For thousands of years, Christianity has spread all across the world from its humble beginnings in the Levant through word of mouth, art and literature, political and social pressure, missionary work and imperial military force. The pervasive influence of Christianity in the Western culture helped ensure its dissemination to the world along with European might.
During its first few centuries, Christianity faced continual persecution under the rule of Roman emperors. During this era, Christianity spread through subversive ministries and the written theological works of early Church Fathers. The history of Christianity was changed forever by two events of the 4th century. The first, in A.D. 313, was the conversion of Roman Emperor Constantine I. Constantine subsequently adopted some of its facets into his military and social policies and afforded Church leaders some political and self-governmental authority. The second, in 380, was the establishment of Christianity as the official religion of the empire. Christianity became an imperialistic religion borne by armies and would remain so for more than a thousand years following Rome’s collapse.

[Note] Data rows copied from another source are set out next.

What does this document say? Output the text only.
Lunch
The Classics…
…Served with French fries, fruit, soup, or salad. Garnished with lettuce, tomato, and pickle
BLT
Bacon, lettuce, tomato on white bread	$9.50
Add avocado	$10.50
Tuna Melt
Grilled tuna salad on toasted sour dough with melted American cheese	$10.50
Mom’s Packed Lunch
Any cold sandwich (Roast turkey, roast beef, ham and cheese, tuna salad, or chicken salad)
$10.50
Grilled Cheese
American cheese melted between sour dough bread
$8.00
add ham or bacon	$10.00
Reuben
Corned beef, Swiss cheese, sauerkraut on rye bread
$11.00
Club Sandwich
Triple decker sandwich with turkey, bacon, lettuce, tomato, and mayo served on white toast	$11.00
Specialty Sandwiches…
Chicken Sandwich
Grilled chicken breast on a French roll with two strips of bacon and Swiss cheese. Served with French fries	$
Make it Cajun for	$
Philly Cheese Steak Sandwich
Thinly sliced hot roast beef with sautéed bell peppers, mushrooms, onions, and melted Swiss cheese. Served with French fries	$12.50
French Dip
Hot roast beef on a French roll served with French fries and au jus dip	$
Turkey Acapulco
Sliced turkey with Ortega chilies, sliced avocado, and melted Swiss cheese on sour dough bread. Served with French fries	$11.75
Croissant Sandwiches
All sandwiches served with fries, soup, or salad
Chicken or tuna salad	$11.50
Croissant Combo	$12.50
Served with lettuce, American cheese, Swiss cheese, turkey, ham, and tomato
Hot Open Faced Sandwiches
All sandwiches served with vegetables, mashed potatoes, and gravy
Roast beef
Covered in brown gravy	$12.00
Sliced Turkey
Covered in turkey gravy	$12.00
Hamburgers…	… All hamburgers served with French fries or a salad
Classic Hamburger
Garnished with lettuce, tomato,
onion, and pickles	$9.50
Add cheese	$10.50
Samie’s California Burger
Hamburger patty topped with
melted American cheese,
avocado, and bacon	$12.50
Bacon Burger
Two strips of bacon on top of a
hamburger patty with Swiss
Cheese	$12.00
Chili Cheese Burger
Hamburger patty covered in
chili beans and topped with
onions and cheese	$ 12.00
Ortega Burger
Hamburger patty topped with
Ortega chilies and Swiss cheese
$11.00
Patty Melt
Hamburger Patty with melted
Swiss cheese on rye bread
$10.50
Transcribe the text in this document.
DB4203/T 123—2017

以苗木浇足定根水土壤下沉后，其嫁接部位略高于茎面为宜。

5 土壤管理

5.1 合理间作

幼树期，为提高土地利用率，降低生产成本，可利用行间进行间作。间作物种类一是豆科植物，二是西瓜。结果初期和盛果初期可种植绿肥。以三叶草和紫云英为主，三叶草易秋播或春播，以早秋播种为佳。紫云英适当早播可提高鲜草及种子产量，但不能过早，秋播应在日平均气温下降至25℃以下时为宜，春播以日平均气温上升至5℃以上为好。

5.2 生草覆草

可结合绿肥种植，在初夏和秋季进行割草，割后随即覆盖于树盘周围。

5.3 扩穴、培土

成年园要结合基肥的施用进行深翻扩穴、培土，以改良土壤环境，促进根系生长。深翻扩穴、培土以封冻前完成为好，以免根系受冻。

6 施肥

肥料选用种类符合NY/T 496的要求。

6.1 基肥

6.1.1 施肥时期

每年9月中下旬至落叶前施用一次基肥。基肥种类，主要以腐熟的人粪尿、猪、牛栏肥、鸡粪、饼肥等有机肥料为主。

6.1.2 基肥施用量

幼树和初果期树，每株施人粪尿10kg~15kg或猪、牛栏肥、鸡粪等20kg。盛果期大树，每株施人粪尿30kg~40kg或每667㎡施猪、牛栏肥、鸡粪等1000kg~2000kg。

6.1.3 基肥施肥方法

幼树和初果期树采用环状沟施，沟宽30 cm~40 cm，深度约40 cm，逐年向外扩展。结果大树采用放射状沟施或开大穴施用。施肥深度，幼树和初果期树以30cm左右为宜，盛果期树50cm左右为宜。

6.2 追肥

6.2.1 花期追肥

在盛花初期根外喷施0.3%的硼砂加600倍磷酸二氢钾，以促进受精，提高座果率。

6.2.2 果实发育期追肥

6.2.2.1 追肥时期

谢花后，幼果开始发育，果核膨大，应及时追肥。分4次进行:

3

During the Middle Ages, the Church hoarded political and economic power throughout Europe, converting the leaders of various countries and peoples while routinely and violently persecuting non-believers. Simultaneously, Christianity was spread through academics, as monasteries and cathedral schools became renowned centers of learning in Western Europe and British Isles. Many of these eventually developed into the universities teaching — only to the faithful — a wide range of knowledge preserved from Roman times. During the Renaissance, innovations in sea travel allowed to the global proliferation of Christianity to begin in earnest, as explorers from Christian nations discovered and converted indigenous cultures around the world using force, wealth, missionary work, and copies of the Bible.